Gratefully, Robbie unscrewed the cap and gulped down half the bottle.
“How did you know about this place?” Jac asked.
“Come, there’s a table and chairs in the next chamber—we can all sit down. I can explain everything. And you can tell me what’s going on. It’s unsettling being a hunted man.”
“A table? Chairs?” Griffin asked.
“Come see. There are beds down here, too. Ways to cook food. An entire universe if you know where to look.”
Sure enough, there was a stone slab in the next room and makeshift benches made from tombstones piled on top of each other. At first Jac didn’t want to sit. These were sacred stones. Memorials. But after Griffin and Robbie did, she sat as close to her brother as she could. And while they talked she kept reaching out to touch him. To finger the rip on his sleeve, to stroke his arm.
“Have you been down here since Monday night?” Griffin asked.
“More or less. I came down here first. Then took a train to the Loire Valley.”
“At first I thought you were—that you’d drowned.”
He put his hand on his sister’s arm and leaned toward her. “I’m sorry,” he said again. “I couldn’t think of any other way. I needed to make them think that so they’d direct their attention somewhere else.”
“And pick a place that would itself serve as a message?” she asked.
He nodded. “Do the police think that I’m dead?”
“They aren’t sure.
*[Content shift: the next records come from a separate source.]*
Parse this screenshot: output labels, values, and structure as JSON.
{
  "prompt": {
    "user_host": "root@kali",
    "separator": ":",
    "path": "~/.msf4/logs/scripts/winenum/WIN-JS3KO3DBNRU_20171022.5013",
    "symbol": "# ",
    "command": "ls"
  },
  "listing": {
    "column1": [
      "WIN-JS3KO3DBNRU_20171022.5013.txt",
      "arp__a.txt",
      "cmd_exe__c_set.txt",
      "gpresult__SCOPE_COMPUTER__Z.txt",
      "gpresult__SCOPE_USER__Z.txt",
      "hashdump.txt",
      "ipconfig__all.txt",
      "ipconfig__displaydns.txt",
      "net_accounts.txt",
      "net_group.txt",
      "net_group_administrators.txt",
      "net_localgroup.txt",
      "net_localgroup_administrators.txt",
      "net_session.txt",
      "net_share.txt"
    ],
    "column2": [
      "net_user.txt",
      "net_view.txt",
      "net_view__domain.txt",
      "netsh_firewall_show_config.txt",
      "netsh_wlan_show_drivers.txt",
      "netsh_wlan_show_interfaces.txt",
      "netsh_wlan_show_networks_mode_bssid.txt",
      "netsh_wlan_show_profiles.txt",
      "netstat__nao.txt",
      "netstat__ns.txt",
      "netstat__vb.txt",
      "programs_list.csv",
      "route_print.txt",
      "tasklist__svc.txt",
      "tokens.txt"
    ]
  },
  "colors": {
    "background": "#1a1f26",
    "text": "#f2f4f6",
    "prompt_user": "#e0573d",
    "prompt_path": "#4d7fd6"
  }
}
Marcher—he’s the detective in charge of the case—isn’t convinced. How did you find this place? Did Grand-père show you?”
Robbie nodded and pulled out a wadded-up paper from his pocket. Unfolding it, he laid it on the tabletop and smoothed it out.
He was always so careful with things.
The map was an unwieldy two-foot square, creased, worn, and stained. “We started coming down here after you moved to America. He gave me the map and let me guide him, so I’d learn how to navigate. He said everyone needed to have a safe place.